In über 100 Ländern lacht das Fernsehpublikum über den dusseligen Kraftwerksangestellten Homer und seine Familie. Neben der eigentlichen Handlung gibt es viele versteckte politische Botschaften. Ein Kölner Autor hat nun das Thema Homosexualität bei den Simpsons analysiert.

Von Carsten Janke | 27.06.2013
    "- Augenblick, ich frag mal nach. Ist hier Amanda Dermichknutscht? Wo ist denn bloß Amanda Dermichknutscht?
    - Vielleicht sind seine Ansprüche zu hoch?"

    Die Telefonstreiche von Bart Simpson sind legendär. Der rotzfreche Sohn der Simpsons-Familie ruft in der Kneipe an und fragt nach Amanda Dermichknutscht oder Markes von Hinten. Solche Schwulenwitze gibt es bei den Simpsons jede Menge.

    "- Lass uns runterklettern!
    - Gut, aber ohne uns dabei anzufassen, das wär schwul.
    - Was bedeutet schwul?
    - Ähm, das bedeutet, dass du mal ängstlich warst. Es aber jetzt nicht mehr bist.
    - Ich bin schwul, Daddy, ich bin schwuhul."

    Dieser etwas infantile Humor hat einen ernst zu nehmenden Hintergrund, behauptet zumindest Erwin in het Panhuis. Er ist Bibliothekar und Buchautor und hat sich mit Homosexualität bei den Simpsons beschäftigt:

    "Ich hab vor einigen Jahren festgestellt, dass sich bei den Simpsons nicht nur sehr sehr oft schwul-lesbische Szenen finden, Andeutungen finden, sondern, dass das auch ein sehr sehr intelligenter Humor ist."

    Er hat sie sogar gezählt. Mehr als 490 schwul-lesbische Szenen hat Panhuis bei den Simpsons gefunden. Da gibt es also mehr als die plumpen Schwulenwitze von Homer:

    "Drei kleine Worte: Ich – bin – schwul."

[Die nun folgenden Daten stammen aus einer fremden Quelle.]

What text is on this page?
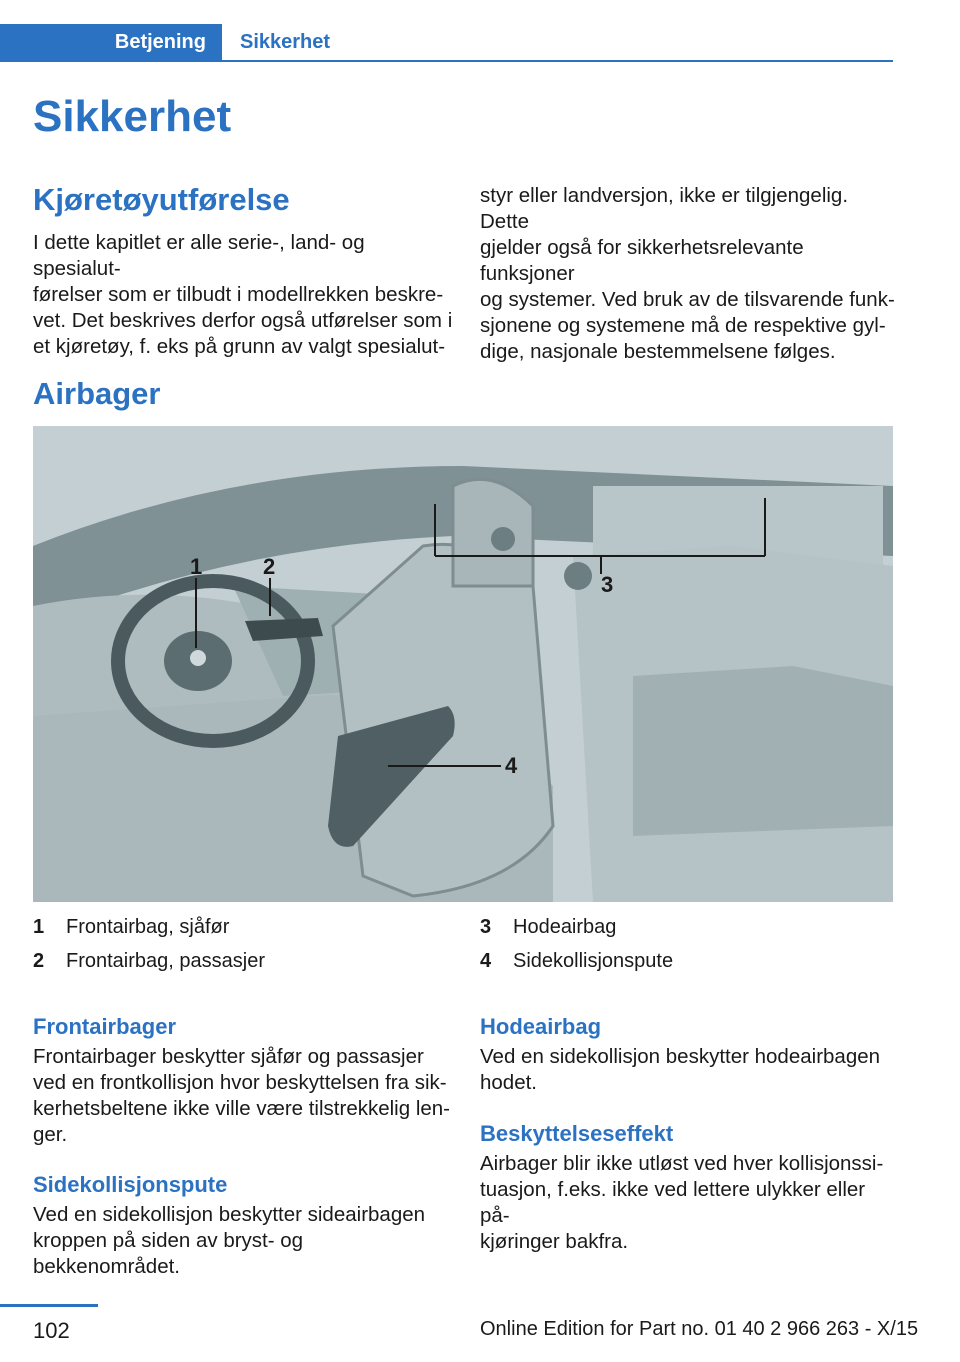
Betjening Sikkerhet
Sikkerhet
Kjøretøyutførelse
I dette kapitlet er alle serie-, land- og spesialut-
førelser som er tilbudt i modellrekken beskre-
vet. Det beskrives derfor også utførelser som i
et kjøretøy, f. eks på grunn av valgt spesialut-
styr eller landversjon, ikke er tilgjengelig. Dette
gjelder også for sikkerhetsrelevante funksjoner
og systemer. Ved bruk av de tilsvarende funk-
sjonene og systemene må de respektive gyl-
dige, nasjonale bestemmelsene følges.
Airbager
1	2
3
4
1	Frontairbag, sjåfør
2	Frontairbag, passasjer
3	Hodeairbag
4	Sidekollisjonspute
Frontairbager
Frontairbager beskytter sjåfør og passasjer
ved en frontkollisjon hvor beskyttelsen fra sik-
kerhetsbeltene ikke ville være tilstrekkelig len-
ger.
Sidekollisjonspute
Ved en sidekollisjon beskytter sideairbagen
kroppen på siden av bryst- og bekkenområdet.
Hodeairbag
Ved en sidekollisjon beskytter hodeairbagen
hodet.
Beskyttelseseffekt
Airbager blir ikke utløst ved hver kollisjonssi-
tuasjon, f.eks. ikke ved lettere ulykker eller på-
kjøringer bakfra.
102	Online Edition for Part no. 01 40 2 966 263 - X/15
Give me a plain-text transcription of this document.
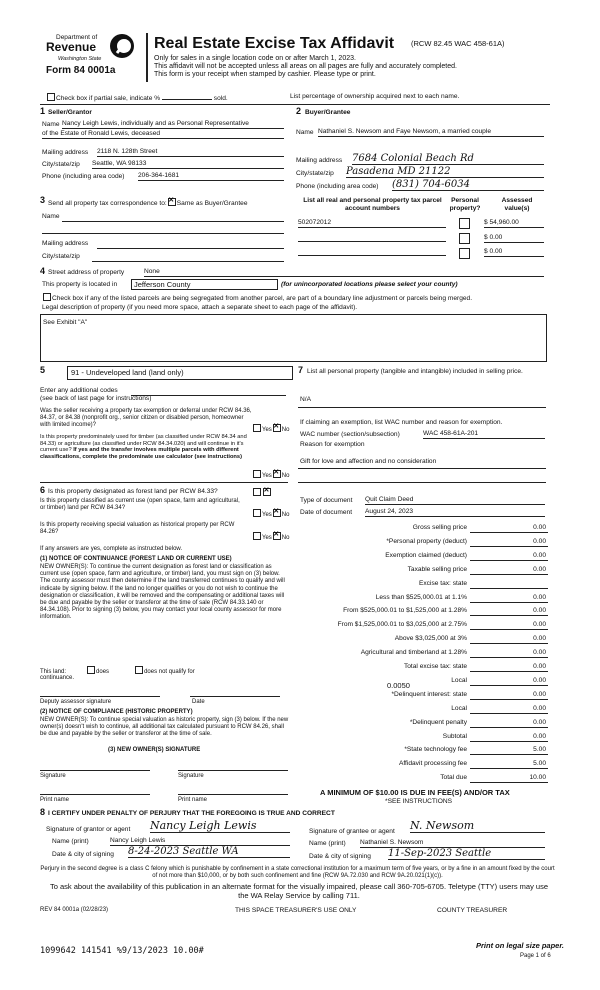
Department of
Revenue
Washington State
Form 84 0001a
Real Estate Excise Tax Affidavit (RCW 82.45 WAC 458-61A)
Only for sales in a single location code on or after March 1, 2023.
This affidavit will not be accepted unless all areas on all pages are fully and accurately completed.
This form is your receipt when stamped by cashier. Please type or print.
Check box if partial sale, indicate %	sold.	List percentage of ownership acquired next to each name.
1 Seller/Grantor
Name Nancy Leigh Lewis, individually and as Personal Representative
of the Estate of Ronald Lewis, deceased
Mailing address 2118 N. 128th Street
City/state/zip Seattle, WA 98133
Phone (including area code) 206-364-1681
2 Buyer/Grantee
Name Nathaniel S. Newsom and Faye Newsom, a married couple
Mailing address 7684 Colonial Beach Rd
City/state/zip Pasadena MD 21122
Phone (including area code) (831) 704-6034
3 Send all property tax correspondence to: ✕ Same as Buyer/Grantee
Name
Mailing address
City/state/zip
List all real and personal property tax parcel account numbers
Personal property?
Assessed value(s)
502072012	$ 54,960.00
$ 0.00
$ 0.00
4 Street address of property	None
This property is located in	Jefferson County	(for unincorporated locations please select your county)
Check box if any of the listed parcels are being segregated from another parcel, are part of a boundary line adjustment or parcels being merged.
Legal description of property (if you need more space, attach a separate sheet to each page of the affidavit).
See Exhibit "A"
5	91 - Undeveloped land (land only)
Enter any additional codes
(see back of last page for instructions)
Was the seller receiving a property tax exemption or deferral under RCW 84.36, 84.37, or 84.38 (nonprofit org., senior citizen or disabled person, homeowner with limited income)?
Yes ✕ No
Is this property predominately used for timber (as classified under RCW 84.34 and 84.33) or agriculture (as classified under RCW 84.34.020) and will continue in it's current use? If yes and the transfer involves multiple parcels with different classifications, complete the predominate use calculator (see instructions)
Yes ✕ No
6 Is this property designated as forest land per RCW 84.33?
✕
Is this property classified as current use (open space, farm and agricultural, or timber) land per RCW 84.34?
Yes ✕ No
Is this property receiving special valuation as historical property per RCW 84.26?
Yes ✕ No
If any answers are yes, complete as instructed below.
(1) NOTICE OF CONTINUANCE (FOREST LAND OR CURRENT USE)
NEW OWNER(S): To continue the current designation as forest land or classification as current use (open space, farm and agriculture, or timber) land, you must sign on (3) below. The county assessor must then determine if the land transferred continues to qualify and will indicate by signing below. If the land no longer qualifies or you do not wish to continue the designation or classification, it will be removed and the compensating or additional taxes will be due and payable by the seller or transferor at the time of sale (RCW 84.33.140 or 84.34.108). Prior to signing (3) below, you may contact your local county assessor for more information.
This land:	does	does not qualify for
continuance.
Deputy assessor signature	Date
(2) NOTICE OF COMPLIANCE (HISTORIC PROPERTY)
NEW OWNER(S): To continue special valuation as historic property, sign (3) below. If the new owner(s) doesn't wish to continue, all additional tax calculated pursuant to RCW 84.26, shall be due and payable by the seller or transferor at the time of sale.
(3) NEW OWNER(S) SIGNATURE
Signature	Signature
Print name	Print name
7 List all personal property (tangible and intangible) included in selling price.
N/A
If claiming an exemption, list WAC number and reason for exemption.
WAC number (section/subsection)	WAC 458-61A-201
Reason for exemption
Gift for love and affection and no consideration
Type of document Quit Claim Deed
Date of document August 24, 2023
Gross selling price	0.00
*Personal property (deduct)	0.00
Exemption claimed (deduct)	0.00
Taxable selling price	0.00
Excise tax: state
Less than $525,000.01 at 1.1%	0.00
From $525,000.01 to $1,525,000 at 1.28%	0.00
From $1,525,000.01 to $3,025,000 at 2.75%	0.00
Above $3,025,000 at 3%	0.00
Agricultural and timberland at 1.28%	0.00
Total excise tax: state	0.00
Local	0.00
*Delinquent interest: state	0.00
Local	0.00
*Delinquent penalty	0.00
Subtotal	0.00
*State technology fee	5.00
Affidavit processing fee	5.00
Total due	10.00
0.0050
A MINIMUM OF $10.00 IS DUE IN FEE(S) AND/OR TAX
*SEE INSTRUCTIONS
8 I CERTIFY UNDER PENALTY OF PERJURY THAT THE FOREGOING IS TRUE AND CORRECT
Signature of grantor or agent Nancy Leigh Lewis
Name (print)	Nancy Leigh Lewis
Date & city of signing 8-24-2023 Seattle WA
Signature of grantee or agent N. Newsom
Name (print) Nathaniel S. Newsom
Date & city of signing 11-Sep-2023 Seattle
Perjury in the second degree is a class C felony which is punishable by confinement in a state correctional institution for a maximum term of five years, or by a fine in an amount fixed by the court of not more than $10,000, or by both such confinement and fine (RCW 9A.72.030 and RCW 9A.20.021(1)(c)).
To ask about the availability of this publication in an alternate format for the visually impaired, please call 360-705-6705. Teletype (TTY) users may use the WA Relay Service by calling 711.
REV 84 0001a (02/28/23)	THIS SPACE TREASURER'S USE ONLY	COUNTY TREASURER
1099642 141541 %9/13/2023 10.00#
Print on legal size paper.
Page 1 of 6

    Es gibt homosexuelle Figuren bei den Simpsons, wie Patty, die lesbische Schwägerin oder Smithers, den schwulen Assistenten des Chefs von Homer Simpson. Sogar Homers Stammkneipe hat im englischen Original einen schwulen Namen. "Flaming Mos" bedeutet soviel wie "tuntiger Homosexueller". Hat der Autor Panhuis da ein bisschen zu viel Mühe in die Suche nach homosexuellen Anspielungen gesteckt? Mitnichten. Es scheint eher, als hätten die Macher der Zeichentrickserie jede Menge Spaß gehabt, subversive homosexuelle Andeutungen in der Serie unterzubringen:

    "Im Amerikanischen gibt es viele sexuelle Anspielungen, die sich auf Lebensmittel konzentrieren. Jedenfalls wurde diese Anspielung übersetzt mit "extralange Nussstangen"."

    Panhuis hat 500 Folgen der Serie untersucht, den Spielfilm und die DVD-Kommentare und dabei zum Beispiel herausgefunden, dass Gewaltdarstellungen für das amerikanische Publikum weniger ein Problem sind als die gleichberechtigte Darstellung von Homosexualität.

    ""Au lass das!"

    Erstaunlich ist, dass die Simpsons beim erzkonservativen Fernsehsender Fox laufen.

    "Es gibt da im Prinzip nur eine vernünftige Erklärung: Dass sich der Sender Fox so ein linksliberales Aushängeschildchen im Unterhaltungsbereich zugelegt hat, damit es nach außen hin pluralistisch erscheint, während der gesamte ernst zunehmende Nachrichtenbereich nach wie vor konservativ ist."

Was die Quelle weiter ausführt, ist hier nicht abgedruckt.